This week Israel dispatched a mobile field hospital and 260 medical and relief personnel to Nepal, ravaged by a deadly earthquake. In part, the quick response was an acknowledgement of an unusually close bond between Israelis and Nepalese. The remote, mountainous country is a favored tourist destination for Israelis during their “sabbatical” years between army and civilian life. And Israeli couples, with increasing frequency, arrange surrogate pregnancies in Nepal. Among the 300 Israelis who returned home safe from Nepal this week, 25 were infants born to surrogate mothers.
But the impulse to help goes beyond these warm ties. Israel has rushed to dispatch aid in previous disasters: In Haiti, Sri Lanka, Kashmir, and the Philippines, Israel shared its hard-won expertise in disaster relief and emergency aid with Christians, Muslims, Buddhists, and Hindus.
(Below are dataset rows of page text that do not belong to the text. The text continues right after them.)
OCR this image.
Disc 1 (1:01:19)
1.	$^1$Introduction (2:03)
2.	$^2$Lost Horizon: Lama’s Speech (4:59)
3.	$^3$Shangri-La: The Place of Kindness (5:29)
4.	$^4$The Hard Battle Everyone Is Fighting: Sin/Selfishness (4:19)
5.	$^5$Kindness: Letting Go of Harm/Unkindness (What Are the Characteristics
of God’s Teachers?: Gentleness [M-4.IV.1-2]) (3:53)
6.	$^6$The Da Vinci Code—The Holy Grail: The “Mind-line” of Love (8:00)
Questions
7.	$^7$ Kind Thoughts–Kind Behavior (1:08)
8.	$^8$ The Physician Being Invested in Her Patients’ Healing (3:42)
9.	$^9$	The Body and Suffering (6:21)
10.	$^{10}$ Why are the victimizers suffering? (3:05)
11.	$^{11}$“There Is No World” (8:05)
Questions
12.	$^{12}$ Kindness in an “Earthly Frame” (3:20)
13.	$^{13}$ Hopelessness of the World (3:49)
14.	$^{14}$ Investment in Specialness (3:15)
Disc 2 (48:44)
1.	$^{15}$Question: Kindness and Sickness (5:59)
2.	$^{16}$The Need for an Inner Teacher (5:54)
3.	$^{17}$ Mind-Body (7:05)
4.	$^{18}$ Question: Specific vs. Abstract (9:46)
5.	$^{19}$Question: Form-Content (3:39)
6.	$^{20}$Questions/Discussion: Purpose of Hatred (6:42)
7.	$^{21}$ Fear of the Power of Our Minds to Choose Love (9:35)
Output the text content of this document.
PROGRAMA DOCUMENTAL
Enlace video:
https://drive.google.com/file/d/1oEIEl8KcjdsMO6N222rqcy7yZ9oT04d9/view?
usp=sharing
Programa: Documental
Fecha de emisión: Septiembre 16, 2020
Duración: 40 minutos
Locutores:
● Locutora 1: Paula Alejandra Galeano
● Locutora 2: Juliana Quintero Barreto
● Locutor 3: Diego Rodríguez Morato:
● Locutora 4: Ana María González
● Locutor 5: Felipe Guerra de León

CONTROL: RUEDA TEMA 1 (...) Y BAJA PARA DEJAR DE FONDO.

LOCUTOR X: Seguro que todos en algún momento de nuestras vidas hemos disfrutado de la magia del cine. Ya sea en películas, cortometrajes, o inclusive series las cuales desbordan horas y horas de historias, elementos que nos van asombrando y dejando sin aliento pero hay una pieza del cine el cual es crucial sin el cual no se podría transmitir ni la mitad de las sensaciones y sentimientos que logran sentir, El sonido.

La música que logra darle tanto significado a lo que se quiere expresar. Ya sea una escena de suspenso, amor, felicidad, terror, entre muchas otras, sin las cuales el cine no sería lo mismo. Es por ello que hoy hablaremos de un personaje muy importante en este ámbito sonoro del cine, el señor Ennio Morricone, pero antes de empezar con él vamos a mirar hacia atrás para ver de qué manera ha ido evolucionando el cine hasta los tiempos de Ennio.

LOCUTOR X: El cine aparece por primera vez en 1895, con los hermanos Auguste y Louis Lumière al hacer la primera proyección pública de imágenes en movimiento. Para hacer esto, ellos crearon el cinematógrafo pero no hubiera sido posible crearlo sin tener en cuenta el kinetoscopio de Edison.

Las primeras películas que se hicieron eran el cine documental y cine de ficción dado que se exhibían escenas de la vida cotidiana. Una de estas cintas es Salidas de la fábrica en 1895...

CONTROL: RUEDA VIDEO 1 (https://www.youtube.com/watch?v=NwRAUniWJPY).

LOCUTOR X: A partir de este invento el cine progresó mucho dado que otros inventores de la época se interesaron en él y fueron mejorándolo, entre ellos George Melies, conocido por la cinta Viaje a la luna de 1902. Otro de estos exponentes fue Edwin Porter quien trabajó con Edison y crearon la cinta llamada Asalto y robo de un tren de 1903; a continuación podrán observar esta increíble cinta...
Unfortunately, even these gestures are considered suspect in a world quick to judge Israel with a double standard. Greeting the news of Israel’s humanitarian effort was this churlish tweet by Kenneth Roth, executive director of Human Rights Watch: “Easier to address a far-away humanitarian disaster than the nearby one of Israel’s making in Gaza. End the blockade!” Apparently, Roth could not pass up an opportunity to criticize Israel or, God forbid, allow people to think good thoughts about a country so frequently in HRW’s crosshairs.
No doubt, Israel is not above criticism in its treatment of Palestinians or its actions in Gaza; indeed, this week it was dealing with the fallout from a UN report demanding answers on the deaths of Gaza civilians who had sought shelter in UN schools during last summer’s war there. (The same report also chided Hamas for using empty schools as armories.) But the knee-jerk impulse to scold Israel is a discredit to an organization that should be promoting human rights and humanitarian aid, no matter the recipient, no matter the provider.
The Jewish impulse to help is seen in the reach of Israeli and Diaspora Jewish institutions far beyond communities with large Jewish populations. (The Jewish Federation of Greater MetroWest NJ has opened a mailbox for Nepal relief — see sidebar.) Helping others and repairing the world is a tenet of Judaism and shouldn’t be ridiculed in the interest of scoring snarky political points.